Des laïcs du Rassemblement pour la culture et la démocratie (RCD), aux formations islamistes -dont le Mouvement de la société pour la paix (MSP)-, en passant par le Front des forces socialistes (FFS, gauche), plus vieux parti d'opposition: tous ont fait état auprès de l'AFP de candidatures ou listes invalidées pour des motifs jugés futiles ou fallacieux.
En premier lieu, disent-ils, les préfectures, chargées de réceptionner les dossiers, sont allées au-delà des dispositions du code électoral qui interdit d'être candidat en cas de "condamnation définitive" ayant entraîné une "privation de liberté".
Une soixantaine de candidats de l'alliance islamiste El Binaa-Ennahda-FJD ont ainsi été recalés, "certains pour des amendes impayées", d'autres "pour 'menace sur la sécurité', alors qu'ils ne font l'objet ni de poursuites, ni de condamnation" et avaient tous pu se présenter en mai aux législatives, a déclaré Khelifa Hadjira, un de ses dirigeants.
Amende impayée
"Atteinte" ou "menace à la sécurité de l'Etat" ont aussi été invoquées pour écarter plusieurs candidats jamais été inquiétés par la justice, ont également fait valoir Hassen Ferli, responsable de la communication du FFS, et Yassine Aissiouane, député du RCD.
Ramdane Taazibt, du Parti des travailleurs (PT, extrême-gauche), a pour sa part cité l'exemple d'un candidat, élu municipal depuis 10 ans, écarté de la liste de sa circonscription pour une amende impayée... remontant à 1983.
Ailleurs, un autre candidat PT a été mis hors jeu car son nom figure aussi --contre son gré, clame-t-il-- sur la liste du Front de libération nationale (FLN, au pouvoir).
Ces candidats écartés sont difficile à remplacer, avancent les partis d'opposition qui, faute de volontaires, ont déjà eu du mal à boucler certaines listes.
En outre, accusent-ils, les préfectures ont usé avec zèle d'une disposition de la loi électorale de 2016, appliquée pour la première fois dans des scrutins locaux: elle impose aux listes de partis ayant obtenu moins de 4% des voix aux précédentes élections de recueillir le "parrainage" de 50 électeurs par siège à pourvoir.
Ces formations, dont l'électorat se concentre dans quelques bastions, devaient donc recueillir dans de très nombreuses circonscriptions où leur base est faible de 650 à 2.150 signatures par commune et de 1.750 et 2.750 par département.
Une gageure dans un pays où seuls le FLN du président Abdelaziz Bouteflika et son allié, le Rassemblement national démocratique (RND) du Premier ministre Ahmed Ouyahia, disposent d'une assise et d'un maillage national: lors des locales de 2012, FLN et RND avaient remporté à eux deux la majorité des sièges.
'Partialité' des préfectures
Or, de nombreuses signatures ont été rejetées, entraînant l'invalidation de listes entières, "en raison d'erreurs minimes liées à la transcription de noms de l'arabe vers le français", a dénoncé le chef du MSP, Abdelmadjid Menasra.
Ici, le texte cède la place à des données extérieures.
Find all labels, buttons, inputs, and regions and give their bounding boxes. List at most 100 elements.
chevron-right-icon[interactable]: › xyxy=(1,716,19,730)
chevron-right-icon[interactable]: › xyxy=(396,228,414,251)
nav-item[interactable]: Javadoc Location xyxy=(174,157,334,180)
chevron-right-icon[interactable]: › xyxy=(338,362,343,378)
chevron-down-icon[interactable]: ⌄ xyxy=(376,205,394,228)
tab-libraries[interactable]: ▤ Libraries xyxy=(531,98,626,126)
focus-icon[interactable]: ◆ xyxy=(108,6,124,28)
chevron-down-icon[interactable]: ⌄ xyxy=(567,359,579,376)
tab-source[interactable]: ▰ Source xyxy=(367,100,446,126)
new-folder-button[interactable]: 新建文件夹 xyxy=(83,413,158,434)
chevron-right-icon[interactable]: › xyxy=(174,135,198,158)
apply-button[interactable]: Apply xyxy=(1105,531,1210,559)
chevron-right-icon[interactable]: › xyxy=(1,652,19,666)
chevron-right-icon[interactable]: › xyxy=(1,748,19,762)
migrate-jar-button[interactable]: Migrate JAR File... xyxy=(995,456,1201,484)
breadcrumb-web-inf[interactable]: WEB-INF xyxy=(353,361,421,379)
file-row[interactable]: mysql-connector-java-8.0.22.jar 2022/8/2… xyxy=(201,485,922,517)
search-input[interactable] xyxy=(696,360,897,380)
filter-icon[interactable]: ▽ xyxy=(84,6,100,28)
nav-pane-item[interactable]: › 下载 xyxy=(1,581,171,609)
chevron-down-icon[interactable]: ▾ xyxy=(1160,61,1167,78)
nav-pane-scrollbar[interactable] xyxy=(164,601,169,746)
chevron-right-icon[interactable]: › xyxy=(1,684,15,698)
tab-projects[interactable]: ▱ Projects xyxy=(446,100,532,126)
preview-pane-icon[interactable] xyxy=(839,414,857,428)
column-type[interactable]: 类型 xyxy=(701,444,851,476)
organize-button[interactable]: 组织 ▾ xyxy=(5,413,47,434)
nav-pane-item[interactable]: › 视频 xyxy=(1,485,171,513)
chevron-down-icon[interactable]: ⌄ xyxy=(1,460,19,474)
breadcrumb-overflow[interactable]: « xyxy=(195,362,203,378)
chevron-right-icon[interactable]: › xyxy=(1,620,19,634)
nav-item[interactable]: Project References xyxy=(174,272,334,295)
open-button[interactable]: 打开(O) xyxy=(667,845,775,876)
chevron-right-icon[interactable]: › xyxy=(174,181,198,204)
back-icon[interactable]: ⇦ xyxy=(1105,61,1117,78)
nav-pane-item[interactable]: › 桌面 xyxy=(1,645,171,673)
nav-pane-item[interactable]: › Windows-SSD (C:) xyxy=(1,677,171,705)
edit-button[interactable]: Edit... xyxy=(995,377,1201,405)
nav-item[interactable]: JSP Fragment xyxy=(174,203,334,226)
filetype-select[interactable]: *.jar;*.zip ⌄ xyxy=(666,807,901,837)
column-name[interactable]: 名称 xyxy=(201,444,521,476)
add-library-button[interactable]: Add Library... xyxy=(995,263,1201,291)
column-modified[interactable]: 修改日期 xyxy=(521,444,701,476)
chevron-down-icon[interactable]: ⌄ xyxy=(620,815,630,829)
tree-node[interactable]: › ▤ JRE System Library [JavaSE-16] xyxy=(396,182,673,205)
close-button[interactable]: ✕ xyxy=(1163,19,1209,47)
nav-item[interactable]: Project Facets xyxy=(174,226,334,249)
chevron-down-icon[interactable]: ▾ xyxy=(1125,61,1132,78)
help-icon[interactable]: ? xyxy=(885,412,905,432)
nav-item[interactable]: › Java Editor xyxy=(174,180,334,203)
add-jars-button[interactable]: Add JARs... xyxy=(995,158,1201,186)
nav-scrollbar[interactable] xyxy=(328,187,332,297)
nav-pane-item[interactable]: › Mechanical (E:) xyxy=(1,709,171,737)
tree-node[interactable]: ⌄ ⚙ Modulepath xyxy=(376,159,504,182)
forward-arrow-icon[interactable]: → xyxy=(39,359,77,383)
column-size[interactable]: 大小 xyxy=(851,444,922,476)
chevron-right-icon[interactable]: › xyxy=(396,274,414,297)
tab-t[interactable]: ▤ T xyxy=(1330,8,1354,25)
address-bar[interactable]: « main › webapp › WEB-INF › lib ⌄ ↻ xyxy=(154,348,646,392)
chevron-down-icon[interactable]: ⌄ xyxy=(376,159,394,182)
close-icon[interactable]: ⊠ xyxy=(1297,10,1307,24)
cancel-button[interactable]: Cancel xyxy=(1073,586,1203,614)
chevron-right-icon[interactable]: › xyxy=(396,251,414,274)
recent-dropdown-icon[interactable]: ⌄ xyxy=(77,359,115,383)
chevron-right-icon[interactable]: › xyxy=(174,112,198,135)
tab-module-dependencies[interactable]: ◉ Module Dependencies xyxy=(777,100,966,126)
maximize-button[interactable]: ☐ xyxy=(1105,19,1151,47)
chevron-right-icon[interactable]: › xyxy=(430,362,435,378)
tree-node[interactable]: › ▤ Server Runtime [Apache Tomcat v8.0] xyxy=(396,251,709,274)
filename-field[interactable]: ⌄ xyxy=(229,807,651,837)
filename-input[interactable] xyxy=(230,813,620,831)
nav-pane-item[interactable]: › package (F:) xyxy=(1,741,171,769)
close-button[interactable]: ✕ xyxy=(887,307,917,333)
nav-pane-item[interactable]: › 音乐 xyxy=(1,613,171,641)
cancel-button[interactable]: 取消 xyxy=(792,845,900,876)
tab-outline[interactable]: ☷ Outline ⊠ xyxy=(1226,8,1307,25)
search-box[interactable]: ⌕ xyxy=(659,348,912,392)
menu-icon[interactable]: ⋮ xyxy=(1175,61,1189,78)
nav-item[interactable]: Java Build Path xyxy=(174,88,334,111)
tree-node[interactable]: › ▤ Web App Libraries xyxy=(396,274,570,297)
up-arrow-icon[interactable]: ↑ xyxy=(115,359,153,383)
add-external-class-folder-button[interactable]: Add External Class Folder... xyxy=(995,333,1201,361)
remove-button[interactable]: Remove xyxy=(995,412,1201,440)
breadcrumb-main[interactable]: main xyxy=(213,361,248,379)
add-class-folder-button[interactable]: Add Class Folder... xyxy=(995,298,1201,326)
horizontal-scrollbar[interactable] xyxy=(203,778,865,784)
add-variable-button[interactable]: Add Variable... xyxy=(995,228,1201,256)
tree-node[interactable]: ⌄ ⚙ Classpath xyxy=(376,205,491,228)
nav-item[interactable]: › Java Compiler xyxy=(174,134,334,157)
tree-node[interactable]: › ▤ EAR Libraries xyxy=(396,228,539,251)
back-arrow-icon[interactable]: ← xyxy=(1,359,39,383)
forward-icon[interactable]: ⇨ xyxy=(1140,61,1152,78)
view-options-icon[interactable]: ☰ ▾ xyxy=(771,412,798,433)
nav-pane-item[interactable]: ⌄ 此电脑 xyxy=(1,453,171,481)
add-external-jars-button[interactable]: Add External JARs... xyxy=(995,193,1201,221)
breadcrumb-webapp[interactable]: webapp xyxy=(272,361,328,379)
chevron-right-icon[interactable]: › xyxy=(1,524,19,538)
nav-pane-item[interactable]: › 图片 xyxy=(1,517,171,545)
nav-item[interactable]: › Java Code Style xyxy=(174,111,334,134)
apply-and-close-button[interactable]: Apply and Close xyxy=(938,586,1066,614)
Ou pour des numéros de carte d'électeurs mal reportés, ou des mentions placées dans la mauvaise case.
Selon Yassine Aissiouane, le RCD a été, pour divers motifs, "balloté jusqu'à épuisement des délais de dépôt entre différents services" administratifs.
Résultat: tous ses partis n'auront des listes que dans moins de la moitié des communes algériennes. Le MSP --le plus représenté avec des candidats dans 47% des communes-- a fustigé la "partialité" des préfectures en faveur des partis au pouvoir.
Abdelwahab Derbal, président de la Haute instance indépendante de surveillance des élections (HIISE), créée en 2016, a lui-même appelé à la mi-octobre l'administration "à faire preuve de discernement", estimant que le rejet de certaines listes ou candidatures "ne s'appuyaient sur aucune base juridique".
Il a aussi regretté que les tribunaux aient "souvent opté pour la facilité en s'alignant sur les décisions administratives".
"L'administration veut contrôler 'ses' élus" qu'elle veut "loyaux", affirme à l'AFP Belkacem Benzenine, chercheur au Centre de recherche en anthropologie sociale et culturelle (CRASC) d'Oran, qui voit dans ces rejets "le signe (...) par excellence du clientélisme" en Algérie.
Enseignant de sciences politiques à l'université d'Alger, Mohamed Hennad estime que "le régime veut être sûr que la plupart des communes lui sont inféodées".
Les partis au pouvoir n'ont pas répondu aux attaques mais annoncé leur participation dans l'ensemble des 1.541 communes et 48 départements du pays.